Sebelum Ariani menolak ajakan Arya, dilihatnya pandangan ingin tahu kak Ida yang sedang duduk disebelahnya. Akhirnya Ariani segera mengiyakan ajakan Arya.
" Ok. Aku siap - siap dulu ya. " Dan setelah mereka selesai berbicara, Ariani segera bergegas ke kamarnya untuk bersiap - siap. Ia menunjukkan raut wajah bahagia di depan kakak iparnya layaknya orang yang sedang jatuh cinta. Dalam hati ia berharap agar bang Diki dan keluarganya segera pulang ke Kalimantan. Letih rasanya terus berpura - pura bahagia.

Dan harapan Ariani tercapai seminggu kemudian. Bang Diki memboyong keluarganya pulang karena izin cutinya sudah habis.
Ariani bukan tak suka jika bang Diki dan keluarganya datang ke Jakarta. Hanya saja Ariani merasa resah bertemu dengan kak ida yang selalu membicarakan tentang Indra. Lukanya yang belum sembuh kembali berdarah setiap kali kak Ida bercerita tentang betapa bahagianya Indra dan Rita. Cukup sudah. Toh masalah Indra bukan lagi urusannya.

Malam ini Ariani menumpahkan kesedihannya di atas bantal empuk miliknya. Meluap sudah air mata yang selama ini ditahannya. Ia menangis tanpa suara, hanya kedua matanya yang terlihat basah. Sudah seminggu ia menahan tangisnya semenjak mendengar pernikahan Indra. Ia menahan terus hingga dadanya terasa sesak.
Hancur sudah. Hilang sudah harapan. Selama ini ia masih berharap, suatu saat nanti Indra menyadari kesalahannya dan kembali padanya. Setitik harapan yang setidaknya membuat ia masih sanggup berdiri, kalau tidak bisa dikatakan hidup.

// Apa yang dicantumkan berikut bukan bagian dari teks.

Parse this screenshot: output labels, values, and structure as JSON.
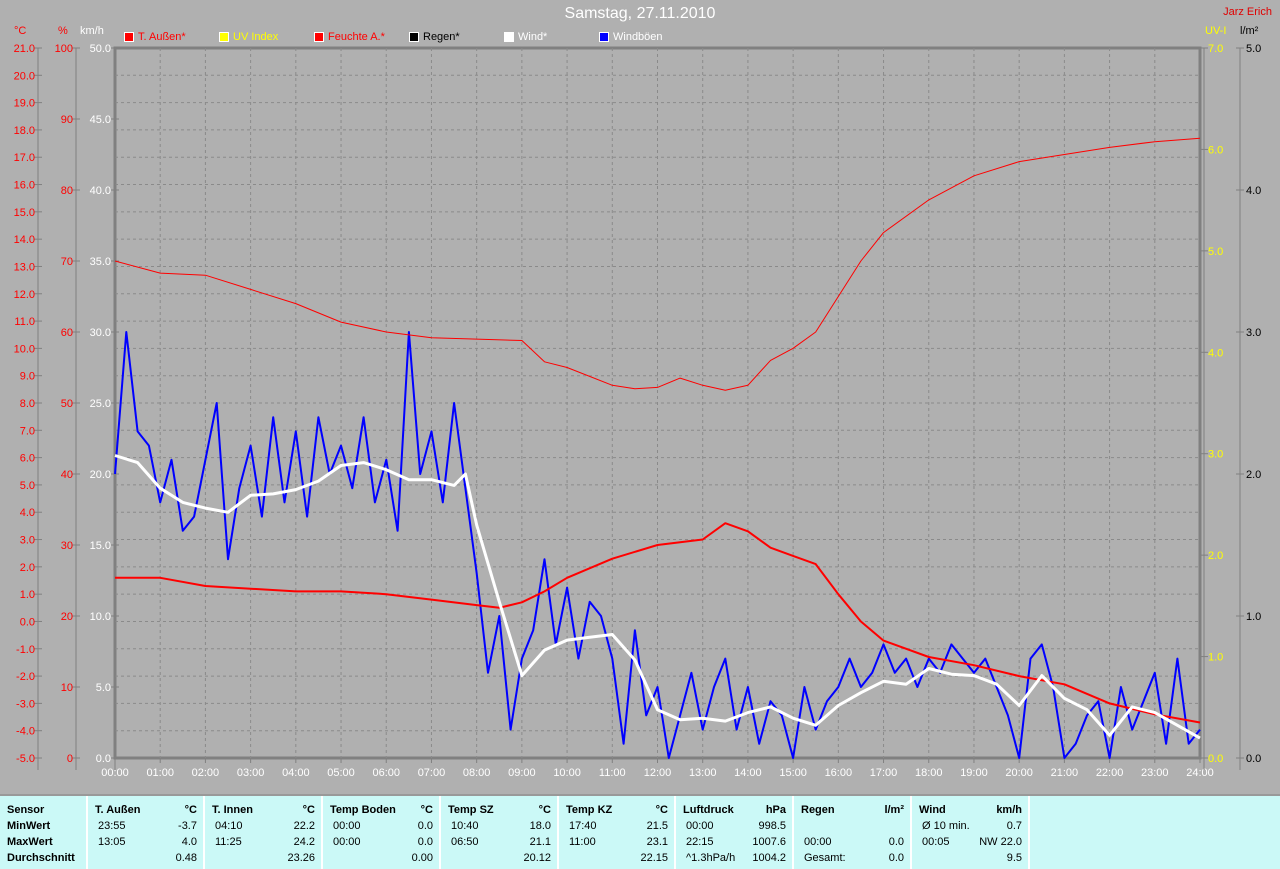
{
  "header": {
    "title": "Samstag, 27.11.2010",
    "author": "Jarz Erich"
  },
  "colors": {
    "t_aussen": "#ff0000",
    "uv": "#ffff00",
    "feuchte": "#ff0000",
    "regen": "#000000",
    "wind": "#ffffff",
    "windboeen": "#0000ff",
    "background": "#b0b0b0",
    "table_bg": "#cbf9f7"
  },
  "legend": [
    {
      "label": "T. Außen*",
      "color": "#ff0000",
      "text_color": "#ff0000"
    },
    {
      "label": "UV Index",
      "color": "#ffff00",
      "text_color": "#ffff00"
    },
    {
      "label": "Feuchte A.*",
      "color": "#ff0000",
      "text_color": "#ff0000"
    },
    {
      "label": "Regen*",
      "color": "#000000",
      "text_color": "#000000"
    },
    {
      "label": "Wind*",
      "color": "#ffffff",
      "text_color": "#ffffff"
    },
    {
      "label": "Windböen",
      "color": "#0000ff",
      "text_color": "#ffffff"
    }
  ],
  "chart_data": {
    "type": "line",
    "title": "Samstag, 27.11.2010",
    "xlabel": "",
    "x_ticks": [
      "00:00",
      "01:00",
      "02:00",
      "03:00",
      "04:00",
      "05:00",
      "06:00",
      "07:00",
      "08:00",
      "09:00",
      "10:00",
      "11:00",
      "12:00",
      "13:00",
      "14:00",
      "15:00",
      "16:00",
      "17:00",
      "18:00",
      "19:00",
      "20:00",
      "21:00",
      "22:00",
      "23:00",
      "24:00"
    ],
    "xlim_hours": [
      0,
      24
    ],
    "grid": true,
    "legend_position": "top",
    "axes": {
      "temp": {
        "unit": "°C",
        "range": [
          -5,
          21
        ],
        "step": 1,
        "side": "left",
        "color": "#ff0000"
      },
      "humidity": {
        "unit": "%",
        "range": [
          0,
          100
        ],
        "step": 10,
        "side": "left",
        "color": "#ff0000"
      },
      "wind": {
        "unit": "km/h",
        "range": [
          0,
          50
        ],
        "step": 5,
        "side": "left",
        "color": "#ffffff"
      },
      "uv": {
        "unit": "UV-I",
        "range": [
          0,
          7
        ],
        "step": 1,
        "side": "right",
        "color": "#ffff00"
      },
      "rain": {
        "unit": "l/m²",
        "range": [
          0,
          5
        ],
        "step": 1,
        "side": "right",
        "color": "#000000"
      }
    },
    "series": [
      {
        "name": "T. Außen*",
        "axis": "temp",
        "color": "#ff0000",
        "width": 2,
        "points": [
          [
            0,
            1.6
          ],
          [
            1,
            1.6
          ],
          [
            2,
            1.3
          ],
          [
            3,
            1.2
          ],
          [
            4,
            1.1
          ],
          [
            5,
            1.1
          ],
          [
            6,
            1.0
          ],
          [
            7,
            0.8
          ],
          [
            8,
            0.6
          ],
          [
            8.5,
            0.5
          ],
          [
            9,
            0.7
          ],
          [
            9.5,
            1.1
          ],
          [
            10,
            1.6
          ],
          [
            11,
            2.3
          ],
          [
            12,
            2.8
          ],
          [
            12.5,
            2.9
          ],
          [
            13,
            3.0
          ],
          [
            13.5,
            3.6
          ],
          [
            14,
            3.3
          ],
          [
            14.5,
            2.7
          ],
          [
            15,
            2.4
          ],
          [
            15.5,
            2.1
          ],
          [
            16,
            1.0
          ],
          [
            16.5,
            0.0
          ],
          [
            17,
            -0.7
          ],
          [
            18,
            -1.3
          ],
          [
            19,
            -1.6
          ],
          [
            20,
            -2.0
          ],
          [
            21,
            -2.3
          ],
          [
            22,
            -3.0
          ],
          [
            23,
            -3.4
          ],
          [
            24,
            -3.7
          ]
        ]
      },
      {
        "name": "Feuchte A.*",
        "axis": "humidity",
        "color": "#ff0000",
        "width": 1,
        "points": [
          [
            0,
            70
          ],
          [
            1,
            68.3
          ],
          [
            2,
            68
          ],
          [
            3,
            66
          ],
          [
            4,
            64
          ],
          [
            5,
            61.4
          ],
          [
            6,
            60
          ],
          [
            7,
            59.2
          ],
          [
            8,
            59
          ],
          [
            9,
            58.8
          ],
          [
            9.5,
            55.8
          ],
          [
            10,
            55
          ],
          [
            11,
            52.5
          ],
          [
            11.5,
            52
          ],
          [
            12,
            52.2
          ],
          [
            12.5,
            53.5
          ],
          [
            13,
            52.5
          ],
          [
            13.5,
            51.8
          ],
          [
            14,
            52.5
          ],
          [
            14.5,
            56
          ],
          [
            15,
            57.7
          ],
          [
            15.5,
            60
          ],
          [
            16,
            65
          ],
          [
            16.5,
            70
          ],
          [
            17,
            74
          ],
          [
            18,
            78.6
          ],
          [
            19,
            82
          ],
          [
            20,
            84
          ],
          [
            21,
            85
          ],
          [
            22,
            86
          ],
          [
            23,
            86.8
          ],
          [
            24,
            87.3
          ]
        ]
      },
      {
        "name": "Wind*",
        "axis": "wind",
        "color": "#ffffff",
        "width": 3,
        "points": [
          [
            0,
            21.3
          ],
          [
            0.5,
            20.8
          ],
          [
            1,
            19
          ],
          [
            1.5,
            18
          ],
          [
            2,
            17.6
          ],
          [
            2.5,
            17.3
          ],
          [
            3,
            18.5
          ],
          [
            3.5,
            18.6
          ],
          [
            4,
            18.9
          ],
          [
            4.5,
            19.5
          ],
          [
            5,
            20.6
          ],
          [
            5.5,
            20.8
          ],
          [
            6,
            20.3
          ],
          [
            6.5,
            19.6
          ],
          [
            7,
            19.6
          ],
          [
            7.5,
            19.2
          ],
          [
            7.75,
            20
          ],
          [
            8,
            16.4
          ],
          [
            8.5,
            11
          ],
          [
            9,
            5.8
          ],
          [
            9.5,
            7.6
          ],
          [
            10,
            8.3
          ],
          [
            10.5,
            8.5
          ],
          [
            11,
            8.7
          ],
          [
            11.5,
            6.9
          ],
          [
            12,
            3.4
          ],
          [
            12.5,
            2.7
          ],
          [
            13,
            2.8
          ],
          [
            13.5,
            2.6
          ],
          [
            14,
            3.2
          ],
          [
            14.5,
            3.6
          ],
          [
            15,
            2.8
          ],
          [
            15.5,
            2.3
          ],
          [
            16,
            3.7
          ],
          [
            16.5,
            4.6
          ],
          [
            17,
            5.4
          ],
          [
            17.5,
            5.2
          ],
          [
            18,
            6.3
          ],
          [
            18.5,
            5.9
          ],
          [
            19,
            5.8
          ],
          [
            19.5,
            5.2
          ],
          [
            20,
            3.7
          ],
          [
            20.5,
            5.8
          ],
          [
            21,
            4.2
          ],
          [
            21.5,
            3.4
          ],
          [
            22,
            1.6
          ],
          [
            22.5,
            3.6
          ],
          [
            23,
            3.2
          ],
          [
            23.5,
            2.3
          ],
          [
            24,
            1.4
          ]
        ]
      },
      {
        "name": "Windböen",
        "axis": "wind",
        "color": "#0000ff",
        "width": 2,
        "interval_hours": 0.25,
        "values": [
          20,
          30,
          23,
          22,
          18,
          21,
          16,
          17,
          21,
          25,
          14,
          19,
          22,
          17,
          24,
          18,
          23,
          17,
          24,
          20,
          22,
          19,
          24,
          18,
          21,
          16,
          30,
          20,
          23,
          18,
          25,
          19,
          13,
          6,
          10,
          2,
          7,
          9,
          14,
          8,
          12,
          7,
          11,
          10,
          7,
          1,
          9,
          3,
          5,
          0,
          3,
          6,
          2,
          5,
          7,
          2,
          5,
          1,
          4,
          3,
          0,
          5,
          2,
          4,
          5,
          7,
          5,
          6,
          8,
          6,
          7,
          5,
          7,
          6,
          8,
          7,
          6,
          7,
          5,
          3,
          0,
          7,
          8,
          5,
          0,
          1,
          3,
          4,
          0,
          5,
          2,
          4,
          6,
          1,
          7,
          1,
          2
        ]
      }
    ]
  },
  "table": {
    "columns": [
      {
        "title": "Sensor",
        "unit": "",
        "rows": [
          [
            "MinWert",
            ""
          ],
          [
            "MaxWert",
            ""
          ],
          [
            "Durchschnitt",
            ""
          ]
        ],
        "bold_left": true
      },
      {
        "title": "T. Außen",
        "unit": "°C",
        "rows": [
          [
            "23:55",
            "-3.7"
          ],
          [
            "13:05",
            "4.0"
          ],
          [
            "",
            "0.48"
          ]
        ]
      },
      {
        "title": "T. Innen",
        "unit": "°C",
        "rows": [
          [
            "04:10",
            "22.2"
          ],
          [
            "11:25",
            "24.2"
          ],
          [
            "",
            "23.26"
          ]
        ]
      },
      {
        "title": "Temp Boden",
        "unit": "°C",
        "rows": [
          [
            "00:00",
            "0.0"
          ],
          [
            "00:00",
            "0.0"
          ],
          [
            "",
            "0.00"
          ]
        ]
      },
      {
        "title": "Temp SZ",
        "unit": "°C",
        "rows": [
          [
            "10:40",
            "18.0"
          ],
          [
            "06:50",
            "21.1"
          ],
          [
            "",
            "20.12"
          ]
        ]
      },
      {
        "title": "Temp KZ",
        "unit": "°C",
        "rows": [
          [
            "17:40",
            "21.5"
          ],
          [
            "11:00",
            "23.1"
          ],
          [
            "",
            "22.15"
          ]
        ]
      },
      {
        "title": "Luftdruck",
        "unit": "hPa",
        "rows": [
          [
            "00:00",
            "998.5"
          ],
          [
            "22:15",
            "1007.6"
          ],
          [
            "^1.3hPa/h",
            "1004.2"
          ]
        ]
      },
      {
        "title": "Regen",
        "unit": "l/m²",
        "rows": [
          [
            "",
            ""
          ],
          [
            "00:00",
            "0.0"
          ],
          [
            "Gesamt:",
            "0.0"
          ]
        ]
      },
      {
        "title": "Wind",
        "unit": "km/h",
        "rows": [
          [
            "Ø 10 min.",
            "0.7"
          ],
          [
            "00:05",
            "NW 22.0"
          ],
          [
            "",
            "9.5"
          ]
        ]
      }
    ]
  }
}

Saat ini hati Ariani benar - benar rapuh. Layaknya sehelai daun kering yang telah terpijak, begitulah hatinya. Hancur tiada bentuk.
Ariani menutup tirai yang mengantarai kenyataan dan harapan semu. Berakhir sudah. Entah untuk waktu berapa lama ia tak ingin ada Indra Indra yang lain dihatinya. Ariani ingin membiarkan hatinya kosong hingga ia bisa percaya lagi pada cinta, atau setidaknya sampai hatinya siap jika harus dikecewakan untuk yang ke dua kalinya atau bahkan ke tiga, ke empat dan seterusnya. Sampai ia yakin saat itu Tuhan ada dipihaknya. Bukankah Tuhan tidak akan memberi ujian diluar kemampuan kita ? Apakah ini berarti Tuhan menganggap Ariani kuat dan mampu ? Jika memang demikian, hatinya yang sudah poranda, jiwanya yang telah mati suri, masih dianggap kuat ? Hanya Tuhan yang tahu. Kini saatnya bagi Ariani untuk bangkit dan tak terpuruk terlalu lama. "Senyum lah Ariani, senyum. Untuk apa menangisi orang yang telah bahagia dan melupakanmu ? Sia - sia saja kesepian yang selama ini kau bangun. Tiada guna lagi bersembunyi di balik dinding yang bernama derita"
Yup, Ariani memutuskan untuk memulai lagi hidupnya, meski di relung hatinya masih ada cinta terdalamnya untuk Indra, masih bersemayam luka yang tercipta atas nama pengkhianatan. "Tak apa, Aku kuat. Aku bisa ! Siapa bilang hidup tak lengkap tanpa ada yang mendampingi ?"

Dan nyatanya, Ariani masih saja terpuruk. Jiwanya seperti ranting yang telah patah dan mengering, yang genggamannya pun tak mampu mengembalikan ranting itu utuh seperti semula. Ranting yang berusaha digenggamnya dengan hati - hati, tetaplah rapuh tanpa daya.